Component responsibilities
| Component | Image | Responsibilities |
|---|---|---|
| Operator | ghcr.io/samyn92/agentops-operator | Reconciles 6 CRDs. Creates Deployments/Jobs/Services/PVCs for agents. Pulls OCI tools via crane init containers. Deploys channel bridges. Manages concurrency and scheduling. Validates Provider secrets and wires enriched provider config into agent pods. |
| Console | ghcr.io/samyn92/agentops-console | Go BFF proxying Kubernetes API and agent runtime APIs. SolidJS PWA for agent interaction, memory management, trace viewing. Connects to agents via FEP/SSE. |
| Memory | ghcr.io/samyn92/agentops-memory | ~1300 lines of Go. SQLite + FTS5 BM25 relevance-ranked context injection. Three-tier write dedup. Deterministic session summaries. REST API on port 7437. Full OTEL tracing. |
| Tempo | grafana/tempo | Trace storage and query. Receives OTLP on gRPC :4317 and HTTP :4318. Search API on :3200. |
| Runtime | ghcr.io/samyn92/agentops-runtime-fantasy | Go binary built on the Charm Fantasy SDK. Runs inside agent pods. Handles LLM calls, built-in tools (bash, read, edit, write, grep, ls, glob, fetch), MCP tool client, memory integration, FEP streaming, OTLP export. |
| MCP Gateway | ghcr.io/samyn92/mcp-gateway | Sidecar for mcpServer/mcpEndpoint tool sources. Proxies MCP protocol between agent runtime and remote MCP servers. Handles spawn and proxy modes. |
| Tool Servers | ghcr.io/samyn92/agent-tools/* | OCI artifacts containing compiled Go MCP tool server binaries (kubectl, kube-explore, git, github, gitlab, flux). Pulled via crane init container, launched as stdio MCP servers. |
Platform vs. user ecosystem
- Platform is installed once via Helm and upgraded independently. It provides the control plane, web UI, memory backend, and tracing infrastructure.
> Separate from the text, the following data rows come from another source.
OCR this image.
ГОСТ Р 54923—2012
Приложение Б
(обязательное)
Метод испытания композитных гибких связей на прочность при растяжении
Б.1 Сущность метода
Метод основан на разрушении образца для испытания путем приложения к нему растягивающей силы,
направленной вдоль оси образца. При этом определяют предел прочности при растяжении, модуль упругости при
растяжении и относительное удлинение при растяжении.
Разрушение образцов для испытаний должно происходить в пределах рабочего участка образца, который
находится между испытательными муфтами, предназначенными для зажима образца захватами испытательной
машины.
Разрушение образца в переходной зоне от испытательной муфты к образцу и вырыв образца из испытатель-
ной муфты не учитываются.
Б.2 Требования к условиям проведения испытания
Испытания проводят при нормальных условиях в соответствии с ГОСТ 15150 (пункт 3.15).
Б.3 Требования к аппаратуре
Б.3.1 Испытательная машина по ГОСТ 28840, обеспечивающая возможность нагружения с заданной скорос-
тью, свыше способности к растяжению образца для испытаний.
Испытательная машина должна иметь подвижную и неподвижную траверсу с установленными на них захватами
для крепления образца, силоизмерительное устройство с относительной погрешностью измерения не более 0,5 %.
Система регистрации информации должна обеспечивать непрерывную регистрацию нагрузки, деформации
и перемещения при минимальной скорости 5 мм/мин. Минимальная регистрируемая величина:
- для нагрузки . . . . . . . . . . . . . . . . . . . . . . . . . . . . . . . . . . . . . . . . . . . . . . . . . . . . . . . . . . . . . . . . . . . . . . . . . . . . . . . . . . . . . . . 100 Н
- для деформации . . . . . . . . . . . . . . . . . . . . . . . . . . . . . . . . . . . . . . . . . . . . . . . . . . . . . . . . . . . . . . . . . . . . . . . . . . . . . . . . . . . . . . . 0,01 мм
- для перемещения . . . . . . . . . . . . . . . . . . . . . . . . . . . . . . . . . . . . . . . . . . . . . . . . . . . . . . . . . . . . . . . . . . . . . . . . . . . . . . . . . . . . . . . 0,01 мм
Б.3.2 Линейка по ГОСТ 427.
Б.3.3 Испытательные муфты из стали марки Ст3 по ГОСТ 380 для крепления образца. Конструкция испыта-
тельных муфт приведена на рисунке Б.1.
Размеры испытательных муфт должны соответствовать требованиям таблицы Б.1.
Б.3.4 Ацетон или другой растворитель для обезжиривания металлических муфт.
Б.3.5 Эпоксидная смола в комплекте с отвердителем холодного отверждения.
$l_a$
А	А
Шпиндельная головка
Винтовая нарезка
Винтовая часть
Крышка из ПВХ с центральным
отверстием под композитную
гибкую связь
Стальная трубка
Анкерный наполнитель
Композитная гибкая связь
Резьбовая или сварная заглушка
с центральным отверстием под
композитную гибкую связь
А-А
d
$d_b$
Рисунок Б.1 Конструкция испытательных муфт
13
- User ecosystem is everything users create through CRDs. Agents, tools, resources, and channels are declarative — defined in YAML, version-controlled, and reconciled by the operator. The platform never dictates which models, tools, or resources you use.
This separation means you can upgrade the platform without restarting agents, add new tool servers without touching the operator, and manage agent configurations through standard GitOps workflows.